If KRAS is mutated → anti-EGFR therapy not effective
If NRAS is mutated → anti-EGFR therapy not effective
If BRAF V600E is mutated → anti-EGFR therapy not effective (and specific BRAF-targeted combinations may be relevant)
If all three are wild-type, and the tumour is left-sided → anti-EGFR therapy is a candidate option

Your oncologist will review all of these results together to determine the best treatment approach. The BRAF article in the colorectal cancer biomarker section covers BRAF testing and its implications in detail.

Do KRAS and NRAS mutations have hereditary implications?

In colorectal cancer, KRAS and NRAS mutations are almost always somatic — they arise in the tumour cells during a person’s lifetime and are not inherited. They do not increase cancer risk in family members and do not require genetic counselling or family testing. This is different from MMR gene mutations (which can indicate Lynch syndrome) and BRCA mutations, both of which can be inherited.

In very rare cases, a germline (inherited) KRAS mutation can occur as part of an extremely rare syndrome called Noonan syndrome or a related condition, but this is not a relevant consideration for the vast majority of colorectal cancer patients. If you have concerns about hereditary cancer risk in your family, those concerns should be discussed in the context of your MMR/MSI testing results, family history, and other clinical factors — not your somatic KRAS or NRAS result.

What happens next

If you have just received your KRAS or NRAS result, what happens next depends on your overall situation:

If your tumour is RAS wild-type (no KRAS or NRAS mutation), your oncologist will review this alongside your BRAF result, tumour location, and stage to determine whether anti-EGFR therapy is appropriate for you. For metastatic disease, this result may mean cetuximab or panitumumab can be added to your chemotherapy regimen.
If your tumour has a KRAS or NRAS mutation other than G12C, anti-EGFR therapy will not be part of your plan. Your oncologist will discuss chemotherapy combined with bevacizumab or other approved regimens. Clinical trials targeting KRAS mutations beyond G12C may also be worth discussing.
If your tumour has a KRAS G12C mutation, your oncologist will discuss whether you are eligible for adagrasib plus cetuximab or sotorasib plus panitumumab, depending on your treatment history and overall health. If you have not yet received prior chemotherapy, these drugs are not yet approved in the first-line setting, but clinical trials may be available.

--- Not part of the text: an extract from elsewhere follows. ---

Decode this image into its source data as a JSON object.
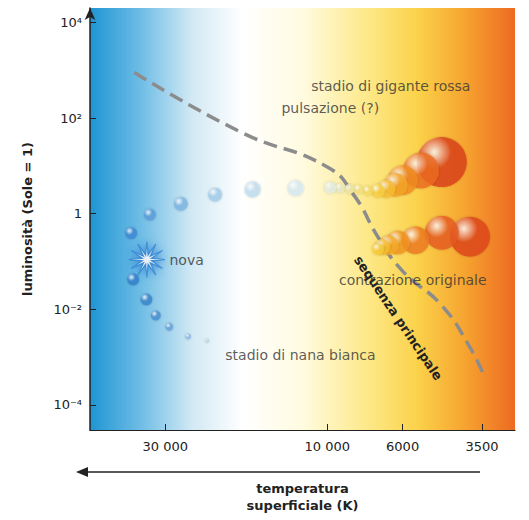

It is worth knowing that RAS mutations can occasionally evolve over time — particularly after treatment. If your cancer progresses or is re-biopsied, re-testing of KRAS and NRAS status may be relevant, especially if considering anti-EGFR therapy at a later point in treatment. Liquid biopsy (blood-based testing) may be used in some settings to monitor for emerging mutations without requiring a repeat tissue biopsy.

Questions to ask your doctor

Was my colorectal cancer tested for KRAS and NRAS mutations, and which specific mutations were found — or were none found?
Does my result make me eligible or ineligible for anti-EGFR therapy (cetuximab or panitumumab)?
If I have a KRAS G12C mutation, am I eligible for adagrasib plus cetuximab or sotorasib plus panitumumab? If not now, at what point in treatment might these become relevant?
Was my BRAF mutation status also tested, and how does it interact with my KRAS/NRAS result?
Does the location of my tumour (left-sided vs. right-sided) affect whether anti-EGFR therapy is recommended?
Are there clinical trials available for my specific KRAS mutation that I should know about?
If my cancer progresses, should KRAS and NRAS testing be repeated?
Does my KRAS or NRAS result have any implications for my family members?